Facebook, in particular, is predictably enraged by this move by Apple, for the very good reason that it will have an deleterious impact on FB’s revenues. (Personally, I doubt that it will be that big, but you never know. And nor does Facebook at the moment.) Accordingly, Zuckerberg and his satraps have been waging a fierce publicity campaign against Apple. The complaints have focussed on two themes. The first is that Apple is abusing its monopolistic hold on the iPhone. The second is the claim that the new iPhone regime will have a terrible impact on small and medium-sized companies which allegedly rely on the precise targeting that Facebook provides for them. Cue violins.

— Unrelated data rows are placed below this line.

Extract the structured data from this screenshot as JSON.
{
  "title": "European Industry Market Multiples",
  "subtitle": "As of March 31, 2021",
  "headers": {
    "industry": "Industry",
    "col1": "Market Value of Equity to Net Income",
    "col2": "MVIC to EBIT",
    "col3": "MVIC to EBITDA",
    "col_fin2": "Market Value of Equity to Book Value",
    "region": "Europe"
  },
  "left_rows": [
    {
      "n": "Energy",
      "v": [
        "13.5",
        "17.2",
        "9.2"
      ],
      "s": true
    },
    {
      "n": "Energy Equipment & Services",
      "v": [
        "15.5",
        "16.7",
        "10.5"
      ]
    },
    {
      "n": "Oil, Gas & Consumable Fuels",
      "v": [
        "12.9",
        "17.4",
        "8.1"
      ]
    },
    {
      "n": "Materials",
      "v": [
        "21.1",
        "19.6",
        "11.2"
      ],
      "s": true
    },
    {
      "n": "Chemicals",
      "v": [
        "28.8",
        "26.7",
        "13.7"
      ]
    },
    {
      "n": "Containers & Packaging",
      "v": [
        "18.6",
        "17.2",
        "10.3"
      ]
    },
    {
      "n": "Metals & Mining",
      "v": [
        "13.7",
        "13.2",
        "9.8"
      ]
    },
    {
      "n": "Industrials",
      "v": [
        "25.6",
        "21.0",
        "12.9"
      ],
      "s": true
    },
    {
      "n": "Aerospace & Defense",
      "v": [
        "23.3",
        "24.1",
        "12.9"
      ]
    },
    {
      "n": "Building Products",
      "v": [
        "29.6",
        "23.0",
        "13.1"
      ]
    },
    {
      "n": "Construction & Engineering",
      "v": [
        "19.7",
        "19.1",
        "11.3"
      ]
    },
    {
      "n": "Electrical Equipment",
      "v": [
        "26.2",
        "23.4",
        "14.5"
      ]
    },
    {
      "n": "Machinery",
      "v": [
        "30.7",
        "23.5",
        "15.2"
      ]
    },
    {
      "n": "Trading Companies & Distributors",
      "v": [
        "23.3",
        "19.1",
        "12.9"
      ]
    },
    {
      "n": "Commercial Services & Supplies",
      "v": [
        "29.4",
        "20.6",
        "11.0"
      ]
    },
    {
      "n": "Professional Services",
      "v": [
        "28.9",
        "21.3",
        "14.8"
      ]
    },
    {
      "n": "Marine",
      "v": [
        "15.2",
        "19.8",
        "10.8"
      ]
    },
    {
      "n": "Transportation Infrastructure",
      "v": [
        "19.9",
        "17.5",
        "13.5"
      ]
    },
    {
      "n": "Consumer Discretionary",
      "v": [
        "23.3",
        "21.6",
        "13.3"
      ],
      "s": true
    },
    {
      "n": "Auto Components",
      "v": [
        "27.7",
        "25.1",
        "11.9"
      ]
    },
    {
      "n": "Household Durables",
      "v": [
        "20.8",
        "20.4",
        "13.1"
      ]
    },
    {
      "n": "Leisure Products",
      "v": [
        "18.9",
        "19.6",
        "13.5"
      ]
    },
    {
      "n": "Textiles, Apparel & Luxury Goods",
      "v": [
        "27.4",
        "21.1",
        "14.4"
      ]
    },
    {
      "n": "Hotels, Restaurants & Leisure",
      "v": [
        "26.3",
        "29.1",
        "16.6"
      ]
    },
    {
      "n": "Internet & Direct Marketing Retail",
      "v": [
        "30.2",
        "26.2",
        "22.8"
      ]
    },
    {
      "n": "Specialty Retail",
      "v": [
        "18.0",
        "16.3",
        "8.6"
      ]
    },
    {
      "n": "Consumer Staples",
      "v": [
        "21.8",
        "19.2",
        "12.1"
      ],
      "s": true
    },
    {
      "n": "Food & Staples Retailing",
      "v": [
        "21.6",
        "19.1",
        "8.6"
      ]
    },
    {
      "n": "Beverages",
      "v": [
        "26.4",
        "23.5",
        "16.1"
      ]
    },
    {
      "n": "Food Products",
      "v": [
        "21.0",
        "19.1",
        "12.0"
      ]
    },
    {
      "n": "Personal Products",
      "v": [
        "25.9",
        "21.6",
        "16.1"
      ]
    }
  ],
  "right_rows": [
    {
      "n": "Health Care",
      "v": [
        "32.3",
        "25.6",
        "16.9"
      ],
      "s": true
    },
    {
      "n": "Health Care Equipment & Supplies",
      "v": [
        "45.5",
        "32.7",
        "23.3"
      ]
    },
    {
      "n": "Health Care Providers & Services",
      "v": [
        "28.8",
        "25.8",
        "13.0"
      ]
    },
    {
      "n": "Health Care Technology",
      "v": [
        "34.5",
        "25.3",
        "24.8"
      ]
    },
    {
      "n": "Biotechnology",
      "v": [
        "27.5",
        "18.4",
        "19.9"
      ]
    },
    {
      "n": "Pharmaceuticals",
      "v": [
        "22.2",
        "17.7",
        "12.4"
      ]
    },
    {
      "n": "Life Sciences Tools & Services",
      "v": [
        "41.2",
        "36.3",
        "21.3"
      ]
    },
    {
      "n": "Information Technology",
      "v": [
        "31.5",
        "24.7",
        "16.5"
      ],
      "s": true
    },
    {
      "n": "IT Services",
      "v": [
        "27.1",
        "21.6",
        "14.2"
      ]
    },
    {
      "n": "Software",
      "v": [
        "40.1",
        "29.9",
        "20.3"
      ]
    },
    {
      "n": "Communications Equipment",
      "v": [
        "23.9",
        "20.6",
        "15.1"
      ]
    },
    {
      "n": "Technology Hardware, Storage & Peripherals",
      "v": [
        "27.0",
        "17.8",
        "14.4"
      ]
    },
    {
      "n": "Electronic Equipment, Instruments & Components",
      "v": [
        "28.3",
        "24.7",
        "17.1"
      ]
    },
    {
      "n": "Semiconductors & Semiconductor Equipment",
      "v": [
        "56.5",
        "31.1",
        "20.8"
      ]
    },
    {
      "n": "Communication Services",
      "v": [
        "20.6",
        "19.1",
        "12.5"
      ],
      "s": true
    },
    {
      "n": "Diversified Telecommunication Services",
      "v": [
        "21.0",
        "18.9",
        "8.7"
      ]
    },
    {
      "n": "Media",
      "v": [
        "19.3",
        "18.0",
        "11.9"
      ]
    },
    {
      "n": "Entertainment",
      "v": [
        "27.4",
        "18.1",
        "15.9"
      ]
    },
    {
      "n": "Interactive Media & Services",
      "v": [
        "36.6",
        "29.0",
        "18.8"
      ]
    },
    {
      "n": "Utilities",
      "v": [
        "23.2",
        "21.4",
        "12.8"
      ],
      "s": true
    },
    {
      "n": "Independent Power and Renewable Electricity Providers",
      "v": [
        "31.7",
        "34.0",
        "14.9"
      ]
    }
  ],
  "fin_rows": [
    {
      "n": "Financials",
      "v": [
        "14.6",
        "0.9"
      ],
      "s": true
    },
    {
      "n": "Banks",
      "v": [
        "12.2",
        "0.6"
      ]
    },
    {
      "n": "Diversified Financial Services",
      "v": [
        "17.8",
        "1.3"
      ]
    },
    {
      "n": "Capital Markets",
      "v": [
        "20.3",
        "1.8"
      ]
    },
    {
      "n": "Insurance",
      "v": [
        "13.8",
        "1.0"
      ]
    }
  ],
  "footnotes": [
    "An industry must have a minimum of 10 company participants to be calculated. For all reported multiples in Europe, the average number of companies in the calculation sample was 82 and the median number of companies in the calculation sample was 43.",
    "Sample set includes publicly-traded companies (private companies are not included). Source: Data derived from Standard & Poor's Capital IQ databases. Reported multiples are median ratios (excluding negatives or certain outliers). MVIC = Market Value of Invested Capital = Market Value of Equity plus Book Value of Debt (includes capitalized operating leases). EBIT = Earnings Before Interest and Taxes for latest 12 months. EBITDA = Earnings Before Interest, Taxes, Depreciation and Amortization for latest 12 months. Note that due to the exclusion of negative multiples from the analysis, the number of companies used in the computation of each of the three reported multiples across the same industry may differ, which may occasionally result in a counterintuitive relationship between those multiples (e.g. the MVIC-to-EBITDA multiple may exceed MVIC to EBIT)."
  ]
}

This is pure pass-the-sickbag stuff. To see Facebook shedding crocodile tears over the plight of small businesses stretches satire to its limits. And it reminds this blogger of good ol’ Sam Johnson’s observation that “the loudest yelps for liberty are heard from the drivers of slaves”. (He didn’t say ‘slaves’, but you get the gist.)
If you’re interested in the details of this farce, then the New York Times has useful explanations, as does Vox.
Think before you Link(In)
Helen Warrell, writing (behind a paywall) in the FT on April 19 reported that MI5 caused a “frisson of social media excitement” (whatever that is) with its debut on Instagram, evidently hoping to attract recruits from ‘influencers’. This coincided with a warning from the spooks aimed at civil servants using LinkedIn. It seems that China has been using it to lure targets to meetings in person where they “may be subjected to bribery or blackmail” in order to obtain intelligence.
Tut, tut.
Not to be outdone, the excellent Chris Nuttall reports that Jeremy Fleming, the director of GCHQ, has been warning about the UK facing a “moment of reckoning” in the race to protect itself from the influence of adversaries like China and Russia. He thinks that we need to up our tech game to ensure leadership in areas such as quantum computing.

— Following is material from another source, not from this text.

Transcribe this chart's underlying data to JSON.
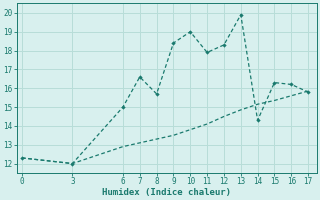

Ah, that magic word “leadership” again: the quality that ageing hegemons prize so highly.
If we don’t wise up, says the GCHQ boss, “the key technologies on which we will rely for our future prosperity and security won’t be shaped and controlled by the west”. What key technologies would that be, exactly? Why ‘AI’ (aka machine learning and facial-recognition), of course. And then there’s quantum computing which could render existing encryption methods useless. In which case all our secrets could be exposed, without — as the FT wryly puts it — “any need for a fake LinkedIn account”.

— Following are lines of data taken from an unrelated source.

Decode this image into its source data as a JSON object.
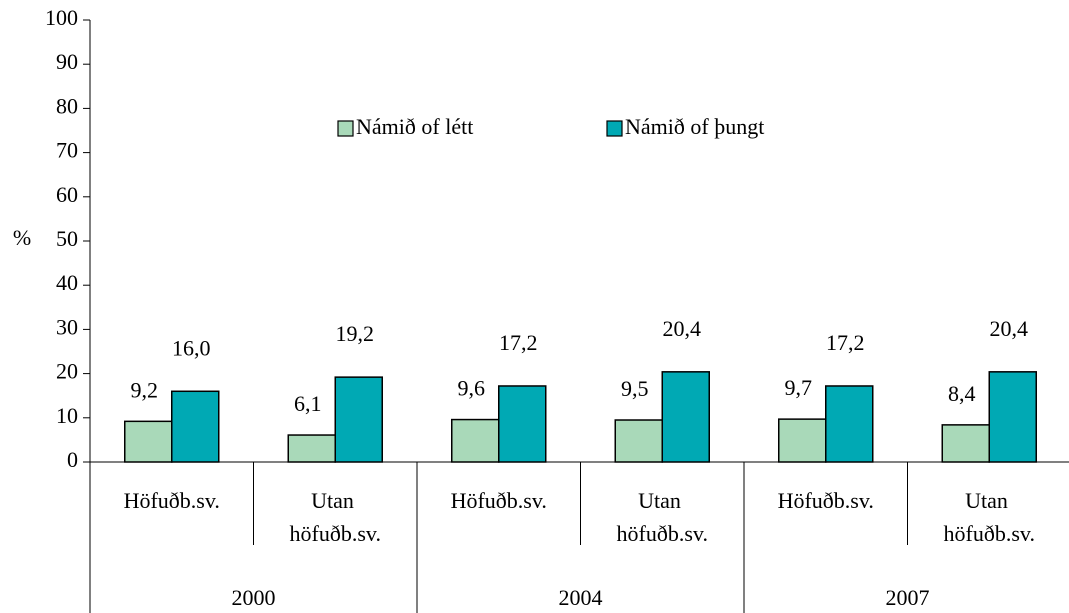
{
  "chart_data": {
    "type": "bar",
    "y_label": "%",
    "categories": [
      "Höfuðb.sv.",
      "Utan höfuðb.sv.",
      "Höfuðb.sv.",
      "Utan höfuðb.sv.",
      "Höfuðb.sv.",
      "Utan höfuðb.sv."
    ],
    "groups": [
      "2000",
      "2004",
      "2007"
    ],
    "series": [
      {
        "name": "Námið of létt",
        "color": "#a9d9b9",
        "values": [
          9.2,
          6.1,
          9.6,
          9.5,
          9.7,
          8.4
        ],
        "value_labels": [
          "9,2",
          "6,1",
          "9,6",
          "9,5",
          "9,7",
          "8,4"
        ]
      },
      {
        "name": "Námið of þungt",
        "color": "#00a9b4",
        "values": [
          16.0,
          19.2,
          17.2,
          20.4,
          17.2,
          20.4
        ],
        "value_labels": [
          "16,0",
          "19,2",
          "17,2",
          "20,4",
          "17,2",
          "20,4"
        ]
      }
    ],
    "ylim": [
      0,
      100
    ],
    "yticks": [
      0,
      10,
      20,
      30,
      40,
      50,
      60,
      70,
      80,
      90,
      100
    ]
  }
}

I had a LinkedIn account once, for about three days. Having concluded that it was basically a ‘spamhaus’ for business people, I deleted my account — only to find that it took me about three years to stop receiving spammy emails from it.
Bang went my chance of being recruited by Beijing. Sigh.
How The Father was made
‘The Father’ is a remarkable film about dementia that has collected a number of Oscars. Judging from the trailer it looks like a worthy winner. It stars Anthony Hopkins as an elderly man with dementia who lives alone in London and has refused another nurse that his daughter Anne (brilliantly played by Olivia Colman) has set up for him. Exuberant and independent, Anthony is struggling as his memory begins to slip. Anne announces she is moving to Paris with a new boyfriend, but later in the living room Anthony sees a stranger claiming to be Anne’s husband. Who is this man? Confusion sets in…
After watching the trailer I came on a lovely conversation between the film’s Director, Florian Zeller, Olivia Colman and Anthony Hopkins. Well worth viewing.
Trust in news and in those who provide it
The Reuters Institute in Oxford has published a fine report on an investigation its researchers conducted into the extent to which citizens of four countries (Brazil, India, the UK, and the US) trust or mistrust news. The investigation was qualitative, not quantitative, (mostly by using focus groups) but in a way that makes it more illuminating because it captures nuances that statistical surveys miss.
It’s long but worth a read if you’re interested (as I am) in trustworthiness of media. And it includes a neat Venn diagram that captures the essence of the conversations.